Libraries and lecture rooms, dorms and dining halls. After a while, how do you tell one from another?
Nevertheless, last Friday night found us, once again, heading to a college. In this case, it was one that we had already visited three times and toured twice. In this case, it's out of state. And, in this case, a blizzard here in Massachusetts meant that our late night flight was even later than expected. We got there after midnight.
No big, right? Except that we had to be on campus at 8:00 the next morning for ...
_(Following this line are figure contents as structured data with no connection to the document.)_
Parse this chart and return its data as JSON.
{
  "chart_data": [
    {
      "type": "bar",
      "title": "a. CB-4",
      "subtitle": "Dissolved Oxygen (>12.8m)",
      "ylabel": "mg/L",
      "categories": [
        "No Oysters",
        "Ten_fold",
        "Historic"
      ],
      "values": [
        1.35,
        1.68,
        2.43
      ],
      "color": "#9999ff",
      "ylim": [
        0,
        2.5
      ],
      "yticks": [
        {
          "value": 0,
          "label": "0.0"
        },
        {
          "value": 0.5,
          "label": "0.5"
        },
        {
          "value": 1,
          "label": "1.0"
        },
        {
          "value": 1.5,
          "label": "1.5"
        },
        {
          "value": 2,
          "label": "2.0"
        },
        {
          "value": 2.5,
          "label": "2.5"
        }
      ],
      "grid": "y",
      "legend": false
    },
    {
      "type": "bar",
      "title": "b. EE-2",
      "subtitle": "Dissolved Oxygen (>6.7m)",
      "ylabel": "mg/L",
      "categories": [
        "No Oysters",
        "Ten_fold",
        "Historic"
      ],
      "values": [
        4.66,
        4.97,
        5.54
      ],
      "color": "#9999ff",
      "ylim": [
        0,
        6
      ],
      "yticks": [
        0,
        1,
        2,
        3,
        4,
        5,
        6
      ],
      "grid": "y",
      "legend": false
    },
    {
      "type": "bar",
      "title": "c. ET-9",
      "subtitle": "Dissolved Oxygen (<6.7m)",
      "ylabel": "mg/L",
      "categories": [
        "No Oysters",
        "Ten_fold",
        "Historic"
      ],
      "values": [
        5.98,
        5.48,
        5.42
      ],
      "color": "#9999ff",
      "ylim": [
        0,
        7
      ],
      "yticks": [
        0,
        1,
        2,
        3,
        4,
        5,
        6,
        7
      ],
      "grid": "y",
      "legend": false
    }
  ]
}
The 75th Annual Hunger Games.
Not really. It just felt like it.
Picture this. Just like in Suzanne Collins' popular dystopian novels (and J-Law's even more popular dystopian movies), game young men and women from all over Panem arrive to compete against each other. I'm not sure what district my daughter would be from — I can't remember, is there one buried under snow and ice? Regardless, these earnest competitors look simultaneously fierce and frightened. Are they fighting for their very lives? No something even more important ...
A full scholarship.
That's right, a "full ride," the magical mystery prize, the holy grail of straight A's and killer SAT's (neither of which, by the way, can my daughter brag about). Having been accepted in October and awarded a nice merit award already, my daughter had been invited to compete for a full scholarship.
(This, btw, created much stress and great angst in my young student. I tried to impress upon her (as did her dad) that it was a "no lose" situation. If she won, it would be amazing! Absolutely amazing. But, if she didn't win and wanted to go to this particular school, she still could.)
We didn't know much about the contest in advance. My daughter had been sent an article and would be writing an essay about it. There were sessions with deans and faculty from her major, and there were concurrent sessions for parents. But, we didn't know how many seniors (or should I call them "tributes?") had been invited. Or how many awards there might be.
Upon arrival, we quickly realized that the odds were not (to quote Effie Trinket, "ever") in our favor. There were 150 students battling it out for 3 scholarships. "Just do your best," I whispered to my girl as the contenders were led from the campus theatre center to the classrooms where they would write their essays. I settled in to hear about the wonderful world of freshman orientation, community service, junior year abroad and, of course, financial aid.
When the Provost welcomed us, he cleared his throat, picked up the mic, raised an arm above his head and — I was so sure — was about to say "Welcome to the 75th Annual Hunger Games!"
But no, he made a soccer analogy instead. At his urging, we all yelled "Gooooooooooooooooooal!", holding the word as long as our lungs allowed. I realized his comparison was better.
Getting that scholarship is a goal — and a fine one — but not life or death. And, as far as I'm concerned, my daughter's already a winner.